Within the United States, the traditional, two-year full-time MBA program is still dominant. Five out of the Financial Times’ global top 10 are two-year MBA programs from the US – including Harvard Business School, where the MBA was first introduced over a century ago.
However, according to GMAC, applications to two-year MBA programs fell in 53% of US business schools in 2016. At the same time, 55% of one-year MBA programs reported an increase in domestic applicants.
Vishal Gaur, associate dean for MBA programs at Johnson at Cornell University is the only Ivy League school to offer a one-year MBA program. Its associate dean Vishal Gaur sees a gradual shift towards more elite schools offering one-year programs.
Applications to the Johnson at Cornell’s two-year MBA remain stable, but applications to the one-year MBA have increased steadily, with the program upping its intake from 40 to over 70 students in a matter of years. 53% of students enrolled on Johnson at Cornell’s one-year MBA are international, compared to 33% on the two-year program – the one-year MBA is still more accepted internationally than it is in the US.
The one-year MBA program is aimed at more experienced professionals; those looking to advance their careers in the same industry rather than switch career track. The current class has an average age of 29, and an average of five years’ work experience between them.
But Shashi Matta, MBA program director at The Ohio State University’s Max M Fisher College of Business, says around 60% of the school’s MBA students get jobs out of their internships and that many employers consider a one-year program not intensive enough.
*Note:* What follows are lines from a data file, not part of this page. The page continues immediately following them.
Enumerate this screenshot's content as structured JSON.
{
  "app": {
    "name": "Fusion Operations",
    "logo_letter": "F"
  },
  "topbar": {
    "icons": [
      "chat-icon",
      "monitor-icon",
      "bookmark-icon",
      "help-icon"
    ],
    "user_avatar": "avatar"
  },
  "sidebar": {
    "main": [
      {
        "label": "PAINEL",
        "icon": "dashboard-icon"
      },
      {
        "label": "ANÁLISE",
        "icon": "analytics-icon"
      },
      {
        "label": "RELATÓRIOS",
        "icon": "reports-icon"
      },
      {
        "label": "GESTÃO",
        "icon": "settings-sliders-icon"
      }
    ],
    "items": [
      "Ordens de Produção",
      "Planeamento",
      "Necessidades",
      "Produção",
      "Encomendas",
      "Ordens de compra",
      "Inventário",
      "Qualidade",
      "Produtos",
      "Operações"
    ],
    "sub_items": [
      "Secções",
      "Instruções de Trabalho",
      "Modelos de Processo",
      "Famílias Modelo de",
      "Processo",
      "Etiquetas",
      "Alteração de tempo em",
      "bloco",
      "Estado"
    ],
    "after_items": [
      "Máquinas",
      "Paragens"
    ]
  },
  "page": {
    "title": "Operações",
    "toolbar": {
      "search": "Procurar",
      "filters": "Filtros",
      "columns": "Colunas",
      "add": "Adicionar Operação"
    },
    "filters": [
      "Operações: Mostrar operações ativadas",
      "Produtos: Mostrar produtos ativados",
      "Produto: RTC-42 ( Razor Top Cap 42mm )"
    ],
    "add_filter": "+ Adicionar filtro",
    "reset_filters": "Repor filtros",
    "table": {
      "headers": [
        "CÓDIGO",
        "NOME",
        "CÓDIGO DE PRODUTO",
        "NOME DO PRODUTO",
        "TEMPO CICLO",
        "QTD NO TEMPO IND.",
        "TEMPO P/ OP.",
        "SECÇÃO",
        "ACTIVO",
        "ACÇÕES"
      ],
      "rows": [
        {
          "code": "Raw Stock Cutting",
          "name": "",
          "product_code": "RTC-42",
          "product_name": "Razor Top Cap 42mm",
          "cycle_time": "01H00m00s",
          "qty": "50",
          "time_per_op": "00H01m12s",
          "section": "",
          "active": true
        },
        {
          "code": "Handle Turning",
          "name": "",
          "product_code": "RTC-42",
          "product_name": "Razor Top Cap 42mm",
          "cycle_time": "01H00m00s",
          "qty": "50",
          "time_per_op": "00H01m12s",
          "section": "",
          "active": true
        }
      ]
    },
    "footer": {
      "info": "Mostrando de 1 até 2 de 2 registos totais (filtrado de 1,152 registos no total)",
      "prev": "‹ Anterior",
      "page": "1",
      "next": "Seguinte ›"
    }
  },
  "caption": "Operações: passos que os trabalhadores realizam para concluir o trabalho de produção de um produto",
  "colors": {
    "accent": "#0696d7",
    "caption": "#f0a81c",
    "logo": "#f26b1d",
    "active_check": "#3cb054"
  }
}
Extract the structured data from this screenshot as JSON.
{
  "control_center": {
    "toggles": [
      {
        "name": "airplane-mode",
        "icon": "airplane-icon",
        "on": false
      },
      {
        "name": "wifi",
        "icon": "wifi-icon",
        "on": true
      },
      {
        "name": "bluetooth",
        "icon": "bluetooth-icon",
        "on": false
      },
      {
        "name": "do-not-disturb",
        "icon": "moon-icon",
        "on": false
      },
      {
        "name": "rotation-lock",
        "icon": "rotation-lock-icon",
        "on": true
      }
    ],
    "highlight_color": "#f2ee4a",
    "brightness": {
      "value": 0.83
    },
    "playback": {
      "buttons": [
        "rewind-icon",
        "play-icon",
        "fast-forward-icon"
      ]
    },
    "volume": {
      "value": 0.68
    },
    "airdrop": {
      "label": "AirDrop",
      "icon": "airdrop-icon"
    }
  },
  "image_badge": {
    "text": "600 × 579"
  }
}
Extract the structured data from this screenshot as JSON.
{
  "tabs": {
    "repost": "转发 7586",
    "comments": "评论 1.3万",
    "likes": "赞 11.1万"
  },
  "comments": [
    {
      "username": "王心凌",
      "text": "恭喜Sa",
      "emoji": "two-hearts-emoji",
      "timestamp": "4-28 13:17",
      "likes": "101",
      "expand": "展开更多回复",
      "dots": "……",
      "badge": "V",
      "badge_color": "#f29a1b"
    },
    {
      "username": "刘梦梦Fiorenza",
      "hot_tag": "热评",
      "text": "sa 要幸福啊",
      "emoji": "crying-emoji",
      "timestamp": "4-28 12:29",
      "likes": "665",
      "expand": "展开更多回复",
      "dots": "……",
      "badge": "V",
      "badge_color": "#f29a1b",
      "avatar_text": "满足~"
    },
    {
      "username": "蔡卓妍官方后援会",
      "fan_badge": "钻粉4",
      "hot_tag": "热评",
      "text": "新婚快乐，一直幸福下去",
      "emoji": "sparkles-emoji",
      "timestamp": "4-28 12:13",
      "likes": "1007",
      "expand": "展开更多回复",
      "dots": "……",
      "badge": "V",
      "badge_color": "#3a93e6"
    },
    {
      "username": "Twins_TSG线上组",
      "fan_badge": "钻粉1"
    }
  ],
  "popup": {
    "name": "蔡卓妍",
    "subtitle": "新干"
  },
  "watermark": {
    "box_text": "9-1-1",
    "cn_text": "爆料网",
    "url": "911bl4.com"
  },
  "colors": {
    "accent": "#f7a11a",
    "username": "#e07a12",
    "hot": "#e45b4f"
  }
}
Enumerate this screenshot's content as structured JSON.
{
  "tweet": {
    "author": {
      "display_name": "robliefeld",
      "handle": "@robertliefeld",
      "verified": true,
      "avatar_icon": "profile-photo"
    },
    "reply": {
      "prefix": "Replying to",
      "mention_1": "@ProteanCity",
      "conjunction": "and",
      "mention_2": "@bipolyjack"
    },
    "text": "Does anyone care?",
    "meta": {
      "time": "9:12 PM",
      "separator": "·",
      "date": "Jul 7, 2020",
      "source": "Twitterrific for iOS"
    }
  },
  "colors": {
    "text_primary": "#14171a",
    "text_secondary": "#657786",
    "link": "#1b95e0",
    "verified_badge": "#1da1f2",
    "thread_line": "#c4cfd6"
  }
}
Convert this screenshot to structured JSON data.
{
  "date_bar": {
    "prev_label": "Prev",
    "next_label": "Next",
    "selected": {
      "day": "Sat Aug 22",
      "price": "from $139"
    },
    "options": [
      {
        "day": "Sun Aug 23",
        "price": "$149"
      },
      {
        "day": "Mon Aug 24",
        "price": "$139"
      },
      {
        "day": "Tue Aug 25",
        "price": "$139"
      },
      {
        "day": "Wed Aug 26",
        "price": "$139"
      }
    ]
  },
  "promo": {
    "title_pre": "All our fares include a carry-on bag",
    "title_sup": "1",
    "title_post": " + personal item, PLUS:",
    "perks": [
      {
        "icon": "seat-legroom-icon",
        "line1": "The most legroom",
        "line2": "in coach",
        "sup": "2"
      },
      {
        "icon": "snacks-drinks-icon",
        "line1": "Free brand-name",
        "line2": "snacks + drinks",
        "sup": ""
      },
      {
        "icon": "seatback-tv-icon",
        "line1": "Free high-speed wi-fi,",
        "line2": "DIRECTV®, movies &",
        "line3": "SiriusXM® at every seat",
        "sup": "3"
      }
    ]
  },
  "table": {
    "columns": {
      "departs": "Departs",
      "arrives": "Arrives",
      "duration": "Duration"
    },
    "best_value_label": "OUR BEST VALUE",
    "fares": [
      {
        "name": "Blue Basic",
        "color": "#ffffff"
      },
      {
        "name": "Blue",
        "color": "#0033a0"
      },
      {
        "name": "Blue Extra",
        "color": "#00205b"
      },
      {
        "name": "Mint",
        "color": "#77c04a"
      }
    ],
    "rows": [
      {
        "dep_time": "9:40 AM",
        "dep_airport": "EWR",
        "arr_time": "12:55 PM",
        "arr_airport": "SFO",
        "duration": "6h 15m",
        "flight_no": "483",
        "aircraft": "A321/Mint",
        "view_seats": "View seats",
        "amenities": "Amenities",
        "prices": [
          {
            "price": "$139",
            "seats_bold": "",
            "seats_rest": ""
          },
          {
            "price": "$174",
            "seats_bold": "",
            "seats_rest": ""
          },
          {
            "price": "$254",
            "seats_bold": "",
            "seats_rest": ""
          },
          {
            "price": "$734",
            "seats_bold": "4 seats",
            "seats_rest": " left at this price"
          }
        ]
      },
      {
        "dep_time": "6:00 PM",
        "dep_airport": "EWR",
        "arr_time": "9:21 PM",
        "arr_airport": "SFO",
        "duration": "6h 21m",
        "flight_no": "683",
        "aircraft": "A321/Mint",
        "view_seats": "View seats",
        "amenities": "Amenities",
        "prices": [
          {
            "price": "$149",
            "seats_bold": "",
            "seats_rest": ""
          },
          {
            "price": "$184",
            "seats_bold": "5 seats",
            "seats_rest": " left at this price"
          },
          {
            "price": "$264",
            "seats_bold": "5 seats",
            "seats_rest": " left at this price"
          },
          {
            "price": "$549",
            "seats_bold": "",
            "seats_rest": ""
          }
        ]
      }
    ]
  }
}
While some US business schools are still getting to grips with the one-year MBA, in Europe the shorter MBA format has brought schools significant success. According to GMAC, 74% of full-time one-year MBA programs in Europe reported growing application volumes in 2016.
Michelle Sisto, MBA program director at France’s EDHEC Business School, says she’s seen a sharp increase in MBA applicants from the US in particular. The two-year investment in the US can cost upwards of $300-to-400,000 dollars including opportunity cost.